Etymologically, BCEs may have influenced post-colonial Africa and the European Economic Community (EEC), too. For instance, after Senegal concluded a BCE with France in 1960, Senegal entered into many investment contracts with foreign private enterprises. Somehow curiously, Senegalese practice used to refer to these investment contracts as “establishment conventions.” Interestingly, the concept of “establishment” inherently conveys the certain duration that a business endeavor shall possess in order to be regarded as a qualified investment under BITs.
As to the EEC which was founded in 1957, its constituting instrument (the Treaty of Rome) laid out what will become later as one of the pillars of the EU, i.e. the right to carry out an economic activity in a stable and continuous way in another (Member)-State. Article 55 of the Treaty of Rome referred to this freedom as the right of establishment, which at that time had strictly an entrepreneurial character (hence, resonating even more with foreign investors’ needs).
These historiographical and etymological hints may serve to reveal the footprints left by BCEs on the development of international, domestic, and regional legal frameworks for the protection of foreign investments.

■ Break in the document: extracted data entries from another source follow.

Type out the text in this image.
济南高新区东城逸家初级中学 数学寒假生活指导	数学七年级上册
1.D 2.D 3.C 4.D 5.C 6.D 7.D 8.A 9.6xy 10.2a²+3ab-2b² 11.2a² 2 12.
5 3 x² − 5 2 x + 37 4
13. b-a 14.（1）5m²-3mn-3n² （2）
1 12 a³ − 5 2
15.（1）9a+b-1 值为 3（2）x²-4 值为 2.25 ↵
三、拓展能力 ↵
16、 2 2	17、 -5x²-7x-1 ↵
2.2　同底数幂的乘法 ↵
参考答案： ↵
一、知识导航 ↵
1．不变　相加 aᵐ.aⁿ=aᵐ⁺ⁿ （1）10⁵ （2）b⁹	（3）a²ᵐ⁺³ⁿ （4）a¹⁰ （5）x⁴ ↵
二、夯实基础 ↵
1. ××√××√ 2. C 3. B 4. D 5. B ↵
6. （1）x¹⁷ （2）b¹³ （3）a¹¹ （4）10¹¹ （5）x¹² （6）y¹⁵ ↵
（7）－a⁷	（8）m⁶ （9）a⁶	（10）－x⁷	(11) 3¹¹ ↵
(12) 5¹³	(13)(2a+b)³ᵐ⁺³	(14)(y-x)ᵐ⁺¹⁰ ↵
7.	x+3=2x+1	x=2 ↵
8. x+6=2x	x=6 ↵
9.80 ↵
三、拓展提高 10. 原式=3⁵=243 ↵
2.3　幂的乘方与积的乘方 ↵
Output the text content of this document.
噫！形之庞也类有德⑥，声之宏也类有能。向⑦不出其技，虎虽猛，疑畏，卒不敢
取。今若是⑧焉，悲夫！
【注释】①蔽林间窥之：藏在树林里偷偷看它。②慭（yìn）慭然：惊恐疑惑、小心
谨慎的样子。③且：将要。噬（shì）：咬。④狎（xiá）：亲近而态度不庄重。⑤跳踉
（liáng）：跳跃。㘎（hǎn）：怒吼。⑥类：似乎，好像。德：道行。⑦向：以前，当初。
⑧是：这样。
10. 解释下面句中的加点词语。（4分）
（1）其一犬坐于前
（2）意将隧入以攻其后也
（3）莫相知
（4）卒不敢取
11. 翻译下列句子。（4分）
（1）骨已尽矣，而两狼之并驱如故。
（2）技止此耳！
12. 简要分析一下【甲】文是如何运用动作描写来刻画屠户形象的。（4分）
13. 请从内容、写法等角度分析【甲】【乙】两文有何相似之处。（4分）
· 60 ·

A comparative analysis between FCN treaties and BCEs, on one hand, and a parallelism between BCEs and BITs, on the other, show that BITs might descend from BCEs, rather than FCN treaties, or at the very least have been substantially inspired by BCEs. Either way, in light of many points of convergence between BCEs and BITs, interactions between the two are possible. By means of these interactions, BCEs and BITs may expand and/or complement the application of each other, thus enhancing jointly the investment protection they both provide, with potentially a concrete impact on future investment arbitrations.